A New Method to Solve Multi-Objective Linear Fractional Problems
Published in Fuzzy Information and Engineering, 2021
Mojtaba Borza, Azmin Sham Rambely
Because of the importance of the LFPP and also MOLFPP, many studies have been accomplished to come out with efficient methods and techniques for these optimisation problems. Chakraborty and Gupta [7] developed a method to address MOLFPP. In their method, the multi-objective problem is transformed into a multi-objective linear programming problem (MOLPP). Subsequently, the membership functions are specified after identifying the fuzzy aspiration levels of the linear objectives.

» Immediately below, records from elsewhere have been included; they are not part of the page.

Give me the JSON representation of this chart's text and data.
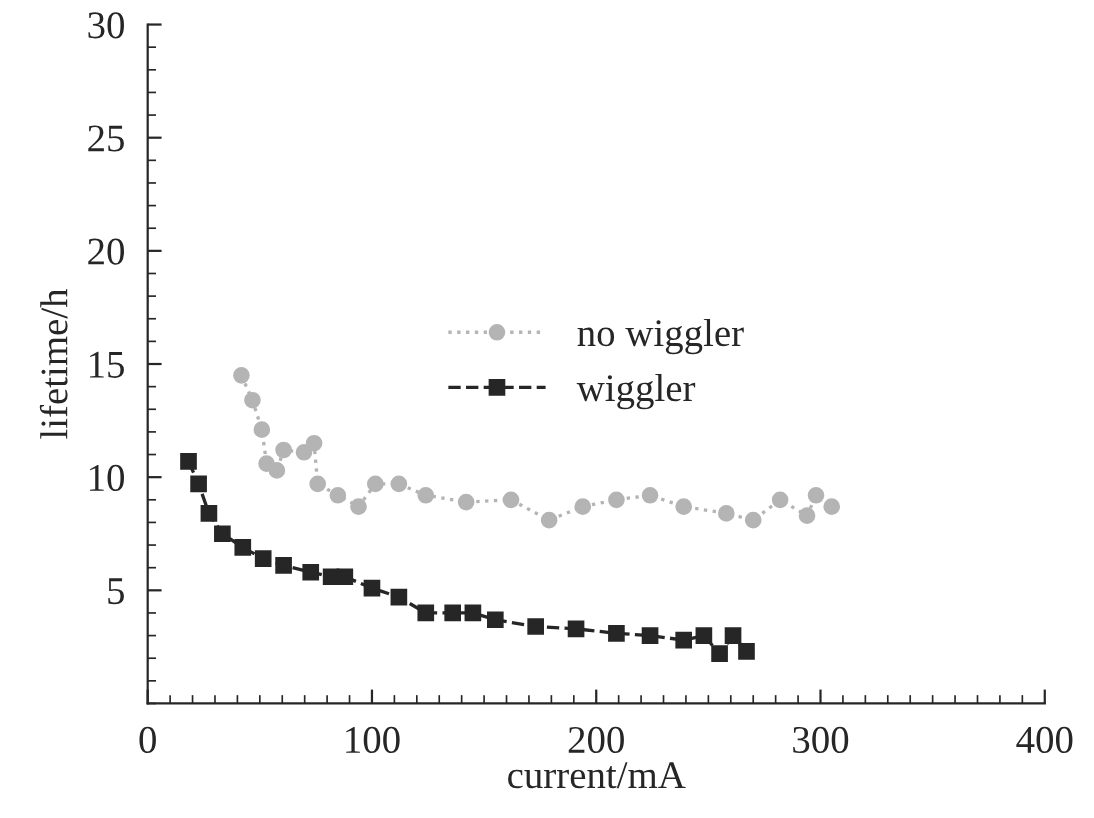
{
  "chart_data": {
    "type": "line",
    "xlabel": "current/mA",
    "ylabel": "lifetime/h",
    "xlim": [
      0,
      400
    ],
    "xticks": [
      0,
      100,
      200,
      300,
      400
    ],
    "ylim": [
      0,
      30
    ],
    "yticks": [
      5,
      10,
      15,
      20,
      25,
      30
    ],
    "grid": false,
    "legend": "center",
    "series": [
      {
        "name": "no wiggler",
        "color": "#b4b4b4",
        "marker": "circle",
        "line_style": "dotted",
        "x": [
          41.8,
          46.7,
          50.9,
          53,
          57.6,
          60.6,
          69.7,
          74.2,
          75.8,
          84.8,
          94,
          101.5,
          112,
          124,
          142,
          162,
          179,
          194,
          209,
          224,
          239,
          258,
          270,
          282,
          294,
          298,
          305
        ],
        "values": [
          14.5,
          13.4,
          12.1,
          10.6,
          10.3,
          11.2,
          11.1,
          11.5,
          9.7,
          9.2,
          8.7,
          9.7,
          9.7,
          9.2,
          8.9,
          9.0,
          8.1,
          8.7,
          9.0,
          9.2,
          8.7,
          8.4,
          8.1,
          9.0,
          8.3,
          9.2,
          8.7
        ]
      },
      {
        "name": "wiggler",
        "color": "#262626",
        "marker": "square",
        "line_style": "dashed",
        "x": [
          18.2,
          22.7,
          27.3,
          33.3,
          42.4,
          51.5,
          60.6,
          72.7,
          81.8,
          87.9,
          100,
          112,
          124,
          136,
          145,
          155,
          173,
          191,
          209,
          224,
          239,
          248,
          255,
          261,
          267
        ],
        "values": [
          10.7,
          9.7,
          8.4,
          7.5,
          6.9,
          6.4,
          6.1,
          5.8,
          5.6,
          5.6,
          5.1,
          4.7,
          4.0,
          4.0,
          4.0,
          3.7,
          3.4,
          3.3,
          3.1,
          3.0,
          2.8,
          3.0,
          2.2,
          3.0,
          2.3
        ]
      }
    ]
  }
}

Finally, the MOLPP is changed into a linear programming problem (LPP) using a max–min technique. Motivated by Chakraborty and Gupta’s methodology, Veeramani and Sumathi [8] and De and Deb [9] introduced approaches to deal with LFPP with fuzzy coefficients and MOLFPP, respectively. Following the methodology of Dinkelbach [10], Güzel [11] and Nayak and Ojha [12] developed approaches to MOLFPP. In fact, Nayak and Ojha attempted to improve the results of Guzel’s approach by employing the ε-constrain technique. However, applying the ε-constrain technique encompasses some difficulties in practice when the decision maker is trying to specify the value of ε for each constraint. Pal et al. [13] transformed the MOLFPP into a LPP using a fuzzy goal programming approach in addition to suitable variable transformations. Toksari [14] introduced an approach to tackle the MOLFPP where the membership functions of the objectives are defined and then linearised using the first-order Taylor series about the individual optimal solutions. For some examples, Borza et al. [15] reported that the results of using the first-order Taylor series proposed by Toksari are to some extent more accurate than the results of the fuzzy goal programming used by Pal et al. Nayak and Ojha [16] introduced a method dealing with the MOLFPP with fuzzy coefficients where the fuzzy problem is altered into interval valued LFPP using the concept of α-cuts. In their method, the fuzzy problem is reduced into the MOLFPP. Afterwards, they reach a MOLPP employing the first-order Taylor series. Finally, weighted sum technique is utilised to transform the MOLPP into a LPP. Borza and Rambely [17] designed a non-iterative method to obtain the global optimal solution of the sum of the linear fractional programming problem (S-LFPP) by the use of variable transformation. Liu et al. [18] constructed an iterative algorithm for the large-scale S-LFPP using a branch and bound technique.